Ce vendredi dans la Halle aux grains de Toulouse, on peut se dire que si Mendelssohn avait entendu Maxim Emelyanychev créer sa Symphonie « Réformation », il l’aurait peut-être davantage aimée. L'œuvre connut une genèse chaotique : pas prête pour le jour des 300 ans de la Confession d’Augsbourg, la partition fut refusée à Paris, jouée du bout des doigts à Berlin, puis abandonnée. De l’histoire d’une mort, on passe ce soir à l’histoire d’une résurrection.

Les séquences introductives posent un cadre clair, sage, mais tout change quand apparaît le fameux « Amen de Dresde », aujourd'hui associé au leitmotiv du Graal dans le Parsifal de Wagner alors qu'il était couramment chanté en Saxe au début du XIXe siècle… Quel décalage dans la perception ! Et quelle douceur dans le jeu de l’Orchestre du Capitole ! On fredonne et on monte tout de suite au ciel. Le développement qui suit nous ramène sur terre : dans l’énergie qu’il soulève, Emelyanychev trouve une symbiose, évite l’éparpillement.

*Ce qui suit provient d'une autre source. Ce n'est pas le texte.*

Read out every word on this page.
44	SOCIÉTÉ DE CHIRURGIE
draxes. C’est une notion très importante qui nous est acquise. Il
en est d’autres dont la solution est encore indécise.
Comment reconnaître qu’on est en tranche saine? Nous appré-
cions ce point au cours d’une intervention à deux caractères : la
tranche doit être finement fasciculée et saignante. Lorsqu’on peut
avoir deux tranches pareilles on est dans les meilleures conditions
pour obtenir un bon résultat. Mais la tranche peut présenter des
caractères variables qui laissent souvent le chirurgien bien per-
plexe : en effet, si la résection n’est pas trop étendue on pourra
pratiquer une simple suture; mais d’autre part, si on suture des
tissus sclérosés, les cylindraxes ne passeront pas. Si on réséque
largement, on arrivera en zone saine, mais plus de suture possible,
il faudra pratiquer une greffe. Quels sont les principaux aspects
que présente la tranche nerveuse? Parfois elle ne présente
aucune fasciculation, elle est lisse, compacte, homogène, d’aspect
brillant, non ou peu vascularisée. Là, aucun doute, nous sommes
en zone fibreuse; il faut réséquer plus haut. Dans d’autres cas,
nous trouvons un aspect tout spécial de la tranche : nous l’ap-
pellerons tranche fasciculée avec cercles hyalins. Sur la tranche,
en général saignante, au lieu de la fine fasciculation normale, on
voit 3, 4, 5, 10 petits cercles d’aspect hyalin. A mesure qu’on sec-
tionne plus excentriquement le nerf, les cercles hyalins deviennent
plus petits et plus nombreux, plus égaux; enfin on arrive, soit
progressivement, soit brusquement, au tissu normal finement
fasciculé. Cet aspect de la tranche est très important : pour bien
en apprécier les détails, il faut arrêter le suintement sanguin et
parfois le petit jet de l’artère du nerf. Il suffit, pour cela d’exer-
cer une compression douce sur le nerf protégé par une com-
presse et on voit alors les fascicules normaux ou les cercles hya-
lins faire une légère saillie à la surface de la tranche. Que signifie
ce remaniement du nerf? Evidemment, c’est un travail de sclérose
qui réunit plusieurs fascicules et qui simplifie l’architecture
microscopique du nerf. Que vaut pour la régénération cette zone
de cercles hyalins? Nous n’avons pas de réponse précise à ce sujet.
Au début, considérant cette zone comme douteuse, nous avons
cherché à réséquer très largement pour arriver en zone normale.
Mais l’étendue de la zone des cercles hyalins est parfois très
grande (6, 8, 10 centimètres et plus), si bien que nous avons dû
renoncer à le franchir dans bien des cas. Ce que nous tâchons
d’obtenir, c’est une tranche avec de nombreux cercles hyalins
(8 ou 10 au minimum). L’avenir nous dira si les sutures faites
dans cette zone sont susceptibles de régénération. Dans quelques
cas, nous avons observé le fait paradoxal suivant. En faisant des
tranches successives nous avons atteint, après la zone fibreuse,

Alors qu’il aurait pu lancer l’« Allegro vivace » qui suit comme une chasse à courre en scandant les valeurs pointées, Emelyanychev impose un geste large du bras, unifie une fois de plus, surfant sur cet équilibre tout en vitalité et grande ligne. Paradoxalement, il est davantage présent dans l’« Andante », arrachant à l’orchestre tout le suc de sa musicalité pour rendre vibrante la phrase lyrique assez simple de Mendelssohn. Et quand enfin résonne le choral luthérien « C’est un puissant rempart que notre Dieu », il libère le son : les accents verticaux triomphants sonnent pleinement, s’enchaînent à des fugatos jouissifs, puis l’hymne revient et la fin en apothéose nous convainc.
Juste avant, dans le concert, c’était une autre histoire. Qu'aurait pensé Mendelssohn du 23e Concerto pour piano de Mozart par Emelyanychev ? Le parti pris du musicien russe est de nous convier à une petite soirée entre amis, détendu, les jambes régulièrement croisées – ne manque qu’un cognac sur le Steinway. Entouré d’un ONCT en effectif resserré, le pianiste dirige du piano et joue tout le temps. Soit sa partie, soit une réduction de l’orchestre, soit la doublure d’une ligne instrumentale, soit une véritable improvisation au-dessus de l'orchestre.
Une main gauche émerge de temps en temps pour donner une battue. Parfois, cela fonctionne : sa partie émerge comme une suite naturelle de ce qui précède et l’on est embarqué. Parfois, notamment dans l’« Adagio », c’est étouffant. On rêve d’une alternance, d'une respiration, d’une pureté, quand on n’a qu’une continuité ininterrompue et quelques afféteries. Certes, l’idée est intéressante, l’invention est permanente, le jeu est magnifique – quel pianiste ! – mais in fine, on réalise que le pianiste s’est appuyé, presque reposé, sur l'orchestre qui a tout assuré, toujours donné le sens.
Heureusement, le concert avait magnifiquement débuté avec la création française de la Suite tirée de l’opéra Figaro Gets a Divorce d’Elena Langer, qu'Emelyanychev avait lui-même créée en 2020. Dans cette reprise contemporaine des Noces de Figaro de Mozart, on trouve un major révolutionnaire, le couple Almaviva qui avance et protège, le couple Chérubin-Suzanne qui se déchire. L’histoire est donc cul par-dessus tête.
Et la musique ? Elle captive de bout en bout, par ses changements d’atmosphère radicaux, ses explosions grimaçantes, son état de surprise permanente. Le riche banc des percussionnistes est sur-occupé, alternativement délicat et fondu dans la masse de l’orchestre, soutenant une dynamique ou totalement explosif. Aucun véritable solo dans les bois, les cuivres ou les cordes, mais ici et là un trait de trompette, de contrebasse, d’accordéon, de clarinette, quelques effets de masse aussi, captivent l’ouïe. Là encore, l’ONCT est impressionnant de maîtrise.